The key to taking control back lies in coming to understand what "hole" the addiction is filling. This takes a willingness to look at yourself and the trauma in your past.. In working with addictions we found that many clients don't realize that they have experienced trauma, but it is usually there somewhere in the past or present. To fight addiction, we have to get to the root issue and then the healing can begin.
We meet our clients where they are comfortable. We push just enough to begin to make changes and progress from there. We will look at triggers, develop coping skills, work on relapse prevention, learn about the theories of addiction, educate loved ones about the disease, explore feelings and work through the grief of giving up the addiction, the guilt and shame associated with past actions and look towards solutions and a brighter future.
Addiction can rear its ugly head in so many forms. Alcoholism, drug abuse, eating disorders, hoarding, sex, pornography, smoking, Internet, gambling… The list goes on.
According to the ASAM, “Addiction is characterized by inability to consistently abstain, impairment in behavioral control, craving, diminished recognition of significant problems with one’s behaviors and interpersonal relationships, and a dysfunctional emotional response.

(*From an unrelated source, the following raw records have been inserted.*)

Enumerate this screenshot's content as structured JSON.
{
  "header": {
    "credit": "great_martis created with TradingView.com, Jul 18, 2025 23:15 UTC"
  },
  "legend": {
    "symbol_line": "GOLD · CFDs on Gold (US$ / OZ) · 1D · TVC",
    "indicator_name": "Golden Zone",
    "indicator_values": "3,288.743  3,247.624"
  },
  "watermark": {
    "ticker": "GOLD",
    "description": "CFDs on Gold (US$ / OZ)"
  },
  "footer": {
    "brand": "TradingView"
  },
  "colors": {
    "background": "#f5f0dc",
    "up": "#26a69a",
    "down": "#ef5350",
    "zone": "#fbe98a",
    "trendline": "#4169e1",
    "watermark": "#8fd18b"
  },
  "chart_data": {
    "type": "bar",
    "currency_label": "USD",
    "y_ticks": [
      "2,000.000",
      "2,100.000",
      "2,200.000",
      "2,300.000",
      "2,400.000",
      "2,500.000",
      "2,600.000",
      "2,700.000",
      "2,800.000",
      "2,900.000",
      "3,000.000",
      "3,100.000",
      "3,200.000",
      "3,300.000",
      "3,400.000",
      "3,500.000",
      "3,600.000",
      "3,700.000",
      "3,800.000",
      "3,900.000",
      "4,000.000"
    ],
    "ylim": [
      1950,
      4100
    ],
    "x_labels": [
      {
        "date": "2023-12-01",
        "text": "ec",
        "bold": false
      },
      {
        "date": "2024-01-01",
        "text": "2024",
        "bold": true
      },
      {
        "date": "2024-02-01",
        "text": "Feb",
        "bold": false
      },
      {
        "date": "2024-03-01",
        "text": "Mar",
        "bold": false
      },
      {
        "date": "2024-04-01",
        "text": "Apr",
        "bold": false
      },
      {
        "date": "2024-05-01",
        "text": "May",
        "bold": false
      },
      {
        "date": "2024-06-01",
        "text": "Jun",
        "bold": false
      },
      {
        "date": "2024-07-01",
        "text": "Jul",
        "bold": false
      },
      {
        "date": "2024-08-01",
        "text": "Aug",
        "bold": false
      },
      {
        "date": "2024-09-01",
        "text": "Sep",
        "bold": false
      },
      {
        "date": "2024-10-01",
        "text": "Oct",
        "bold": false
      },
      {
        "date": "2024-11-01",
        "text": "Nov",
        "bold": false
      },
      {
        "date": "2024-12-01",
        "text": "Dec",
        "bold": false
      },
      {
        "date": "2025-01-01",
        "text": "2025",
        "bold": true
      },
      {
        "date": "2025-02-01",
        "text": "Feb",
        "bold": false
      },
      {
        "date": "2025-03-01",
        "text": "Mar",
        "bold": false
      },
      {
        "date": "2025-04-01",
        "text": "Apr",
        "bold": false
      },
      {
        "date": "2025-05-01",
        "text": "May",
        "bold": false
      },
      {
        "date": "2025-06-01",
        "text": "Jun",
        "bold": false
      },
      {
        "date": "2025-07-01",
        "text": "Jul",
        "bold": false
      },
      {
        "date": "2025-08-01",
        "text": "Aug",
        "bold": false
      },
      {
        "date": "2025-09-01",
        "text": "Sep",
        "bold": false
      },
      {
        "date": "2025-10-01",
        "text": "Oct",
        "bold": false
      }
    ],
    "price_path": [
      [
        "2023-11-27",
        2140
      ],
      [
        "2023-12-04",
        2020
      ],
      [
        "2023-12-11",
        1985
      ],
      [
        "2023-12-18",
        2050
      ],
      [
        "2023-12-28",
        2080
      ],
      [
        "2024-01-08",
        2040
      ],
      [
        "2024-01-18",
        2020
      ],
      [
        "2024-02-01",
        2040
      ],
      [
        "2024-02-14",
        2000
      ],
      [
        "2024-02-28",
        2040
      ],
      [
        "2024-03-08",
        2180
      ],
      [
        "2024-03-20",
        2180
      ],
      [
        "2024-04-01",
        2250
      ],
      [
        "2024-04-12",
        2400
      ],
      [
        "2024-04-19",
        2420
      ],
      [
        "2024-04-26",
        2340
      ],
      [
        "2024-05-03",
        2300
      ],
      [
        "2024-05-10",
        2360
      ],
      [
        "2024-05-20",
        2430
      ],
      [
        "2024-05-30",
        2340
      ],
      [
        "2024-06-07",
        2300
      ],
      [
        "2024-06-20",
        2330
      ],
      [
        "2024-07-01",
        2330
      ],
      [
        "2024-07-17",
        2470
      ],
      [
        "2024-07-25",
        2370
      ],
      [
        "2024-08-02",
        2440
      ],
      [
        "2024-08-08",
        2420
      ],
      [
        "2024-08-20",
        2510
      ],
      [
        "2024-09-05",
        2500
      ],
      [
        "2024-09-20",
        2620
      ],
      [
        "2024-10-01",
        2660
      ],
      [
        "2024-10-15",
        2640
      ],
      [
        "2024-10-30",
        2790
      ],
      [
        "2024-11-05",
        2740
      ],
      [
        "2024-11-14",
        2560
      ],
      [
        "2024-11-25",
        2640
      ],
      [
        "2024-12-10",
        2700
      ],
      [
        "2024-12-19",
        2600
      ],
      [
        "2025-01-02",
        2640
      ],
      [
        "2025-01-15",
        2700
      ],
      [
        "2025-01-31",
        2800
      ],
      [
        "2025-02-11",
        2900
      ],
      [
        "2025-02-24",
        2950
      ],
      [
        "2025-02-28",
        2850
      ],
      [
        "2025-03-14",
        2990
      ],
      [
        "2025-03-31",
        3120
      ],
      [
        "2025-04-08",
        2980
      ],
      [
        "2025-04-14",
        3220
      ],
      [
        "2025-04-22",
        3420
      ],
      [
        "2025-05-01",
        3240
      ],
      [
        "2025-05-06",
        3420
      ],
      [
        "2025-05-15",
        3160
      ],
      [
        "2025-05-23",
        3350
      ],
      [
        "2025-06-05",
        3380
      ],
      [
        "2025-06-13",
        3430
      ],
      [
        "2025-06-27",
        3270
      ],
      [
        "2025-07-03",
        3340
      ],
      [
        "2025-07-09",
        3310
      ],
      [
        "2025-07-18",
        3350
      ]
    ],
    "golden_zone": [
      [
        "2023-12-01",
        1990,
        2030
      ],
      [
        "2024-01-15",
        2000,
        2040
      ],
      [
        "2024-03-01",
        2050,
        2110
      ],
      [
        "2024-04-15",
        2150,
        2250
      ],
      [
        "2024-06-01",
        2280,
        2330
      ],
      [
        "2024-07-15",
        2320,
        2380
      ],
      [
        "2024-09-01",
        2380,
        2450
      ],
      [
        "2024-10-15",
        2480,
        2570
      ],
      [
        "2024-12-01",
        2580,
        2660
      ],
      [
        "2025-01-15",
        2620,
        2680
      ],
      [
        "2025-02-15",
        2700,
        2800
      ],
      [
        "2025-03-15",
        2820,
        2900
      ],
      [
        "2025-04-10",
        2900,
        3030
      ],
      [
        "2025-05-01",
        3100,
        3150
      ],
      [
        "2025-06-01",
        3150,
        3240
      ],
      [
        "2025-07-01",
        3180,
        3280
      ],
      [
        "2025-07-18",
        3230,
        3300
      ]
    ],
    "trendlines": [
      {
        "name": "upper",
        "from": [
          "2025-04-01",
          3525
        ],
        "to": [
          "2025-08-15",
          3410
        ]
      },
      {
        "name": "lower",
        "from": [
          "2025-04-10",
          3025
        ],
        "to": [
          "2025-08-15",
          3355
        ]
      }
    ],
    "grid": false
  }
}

Like other chronic diseases, addiction often involves cycles of relapse and remission. Without treatment or engagement in recovery activities, addiction is progressive and can result in disability or premature death.”
Furthermore, an addiction is defined as a “primary, chronic disease of brain reward, motivation, memory and related circuitry. Dysfunction in these circuits leads to characteristic biological, psychological, social and spiritual manifestations. This is reflected in an individual pathologically pursuing reward and/or relief by substance use and other behaviors.”
Why can't you just quit? How many times have you or a loved one said those words. It seems like a simple solution, but addiction is a complex problem. What once was a choice, is now a compulsion.
What starts out as fun becomes a burden. The person suffers, the family suffers and still it goes on. The addiction soon becomes the most important thing in the addict’s life, more important than food, shelter, even life itself.